Microfinance, like every other area of finance, has proven itself vulnerable to hype and fad. The long cycle of hyping microcredit seems to finally have run its course (though enthusiasm for microcredit has proved remarkably resistant to reality before). But there’s a new darling of the microfinance world that’s taking over much of the enthusiasm formerly reserved for microcredit: savings.
Savings does have plenty going for it. It’s easy to understand and uncontroversial. Savings doesn’t have the moral baggage that lending and borrowing does. The downside of savings is hard to see. No family ever got caught in a “savings trap” or became “savings slaves.” Meanwhile the upside to accumulating assets is obvious.
Perhaps most important, savings has sound evidence behind it. There’s good data that even those earning around the $1 a day mark do have discretionary income and use various mechanisms to save (See Poor Economics and Portfolios of the Poor). There’s also Pascaline Dupas’s and Jonathan Robinson’s work in Kenya that shows significant gains from savings for female microentrepreneurs (and there are a raft of impact studies which should have results over the next 2 years). That’s a critical distinction between the excitement over savings and the past hype over microcredit which persisted for 20 years before solid evidence of impact began emerging.
But I’m concerned that savings is being overhyped in terms of its possible benefits. There are some substantial limits, it seems to me, to the possible impact of savings:
- Take Up: The tests of savings products that have taken place often show surprisingly high take up rates—but only on a relative basis. In other words, it’s surprising how many people take up what appear to be not particularly attractive savings products, but in terms of the total population take up rates are still very low—around 50 percent. When you consider how low the take up rates for microcredit are—a product that is far more tempting than savings—it’s hard to believe that savings products are likely to quickly reach a large part of the target population.
- Time: The plain fact is that accumulating meaningful assets by savings takes a long time. Our concept of accumulating assets via savings typically involves interest bearing accounts. Given the cost of delivering savings it’s unlikely that many customers will receive significant interest and that makes the timeline for accumulating assets even longer.
- Hyperbolic Discounting: That long timeline runs right into what behavioral economists call hyperbolic discounting, a fancy term for the fact that it’s easier to start saving “tomorrow” than today. Savings are susceptible to the temptation to spend now. Commitment savings products which help people overcome hyperbolic discounting show a lot of promise, but they also add complexity for both providers and customers.
- Security: Savings only works if deposit-taking institutions are trustworthy—and that’s very difficult to maintain. The history of banks until the modern-era is a story of panics and runs on banks when depositors lost faith that their savings were safe. It was not until government-backed deposit insurance proliferated that bank runs became a thing of the past in developed countries. Figuring out the regulatory mix that will provide access to savings accounts (by keeping costs to providers low) with security for depositors (by keeping tight reins on deposit-taking institutions) on a country by country basis remains a huge barrier to microsavings at any significant scale.
- Inflation: It’s not just unsound banks that pose a risk to savers, inflation is also a huge danger.
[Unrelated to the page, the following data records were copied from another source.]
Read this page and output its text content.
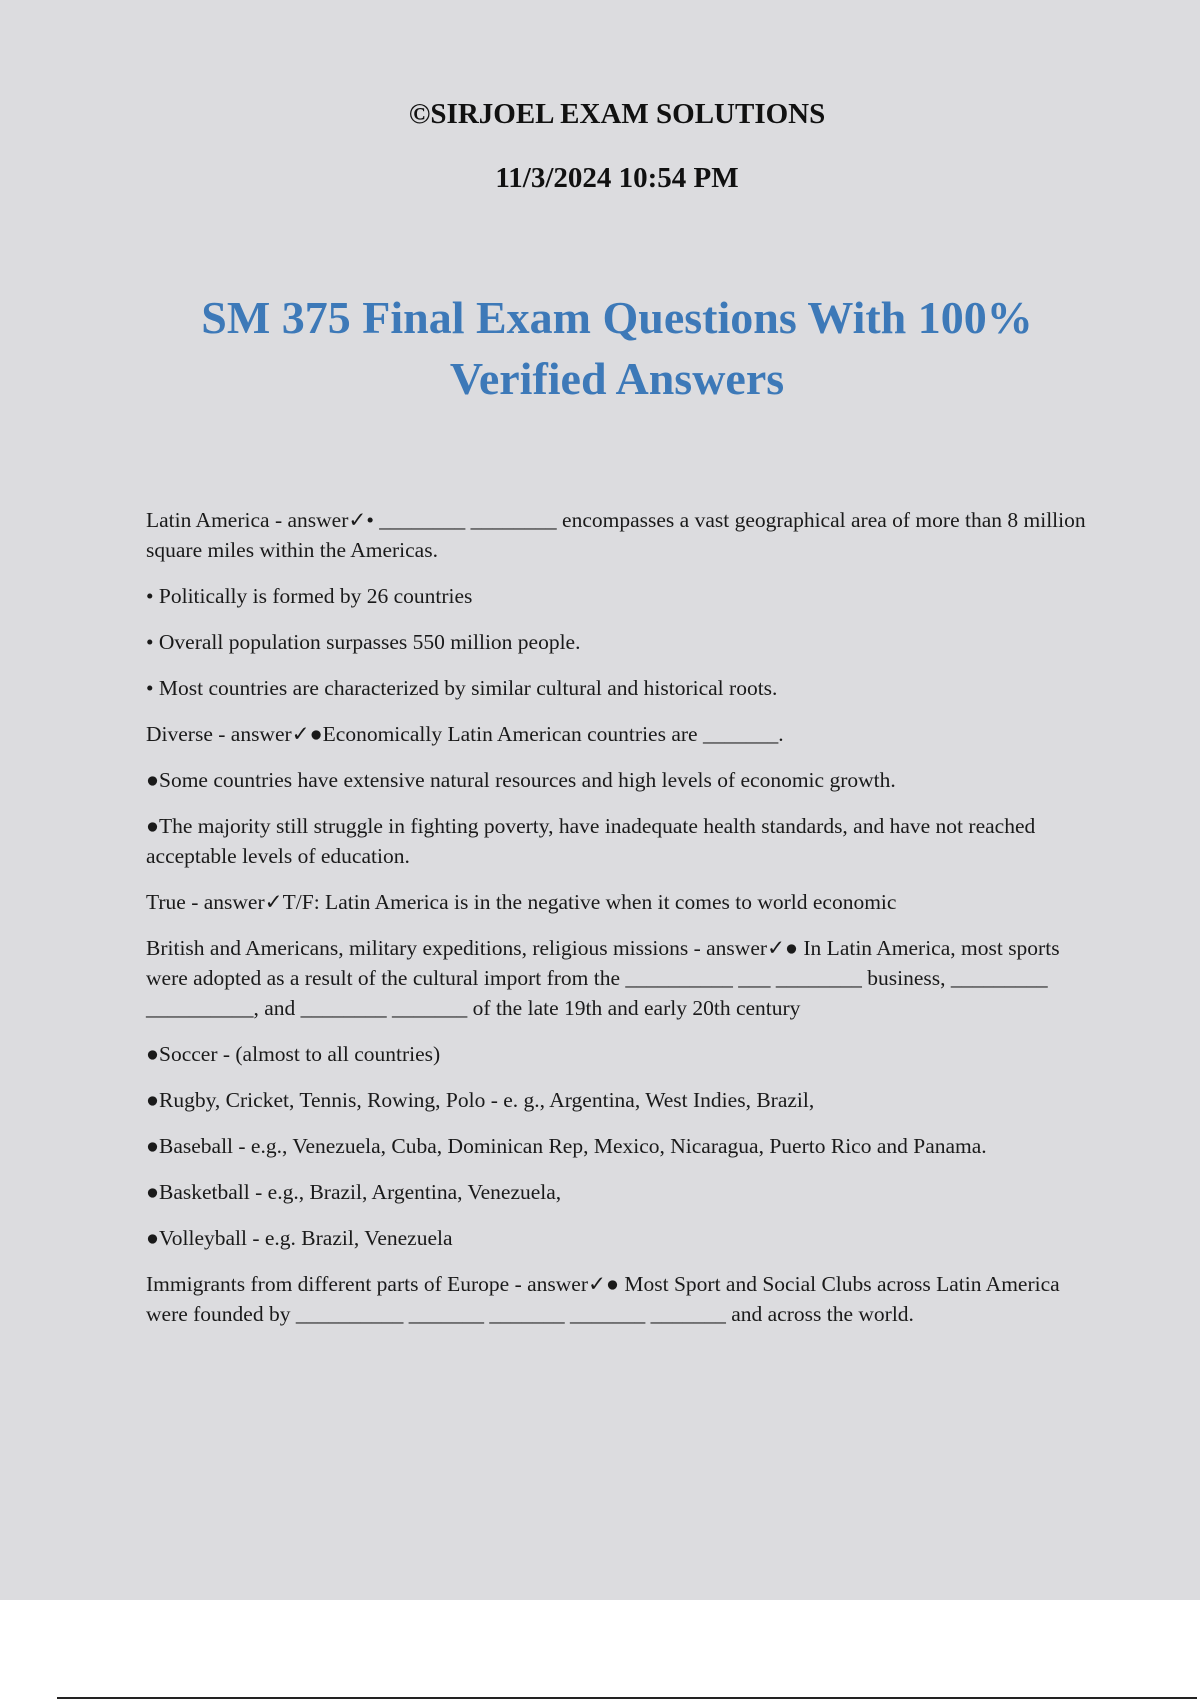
©SIRJOEL EXAM SOLUTIONS
11/3/2024 10:54 PM
SM 375 Final Exam Questions With 100%
Verified Answers

Latin America - answer✓• ________ ________ encompasses a vast geographical area of more than 8 million square miles within the Americas.

• Politically is formed by 26 countries

• Overall population surpasses 550 million people.

• Most countries are characterized by similar cultural and historical roots.

Diverse - answer✓●Economically Latin American countries are _______.

●Some countries have extensive natural resources and high levels of economic growth.

●The majority still struggle in fighting poverty, have inadequate health standards, and have not reached acceptable levels of education.

True - answer✓T/F: Latin America is in the negative when it comes to world economic

British and Americans, military expeditions, religious missions - answer✓● In Latin America, most sports were adopted as a result of the cultural import from the __________ ___ ________ business, _________ __________, and ________ _______ of the late 19th and early 20th century

●Soccer - (almost to all countries)

●Rugby, Cricket, Tennis, Rowing, Polo - e. g., Argentina, West Indies, Brazil,

●Baseball - e.g., Venezuela, Cuba, Dominican Rep, Mexico, Nicaragua, Puerto Rico and Panama.

●Basketball - e.g., Brazil, Argentina, Venezuela,

●Volleyball - e.g. Brazil, Venezuela

Immigrants from different parts of Europe - answer✓● Most Sport and Social Clubs across Latin America were founded by __________ _______ _______ _______ _______ and across the world.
There’s a reason that poor savers today hold wealth in physical assets like livestock and gold—they’re not very susceptible to value erosion from inflation. There are plenty of mechanisms to protect savers from inflation but all of them are costly—and cost necessarily limits outreach.
Finally, we should pause to look at the track record of savings’ impact on poverty. There’s no question that savings is a major part of the development of a middle class and a prosperous, growing economy. But the wide availability of safe, inflation-protected savings in developed contexts hasn’t made a big impact on poverty rates. We haven’t figured out how to make savings products work particularly well for the poor yet. So let’s not assume that this new enthusiasm for microsavings suddenly has answers that have escaped us for lifetimes.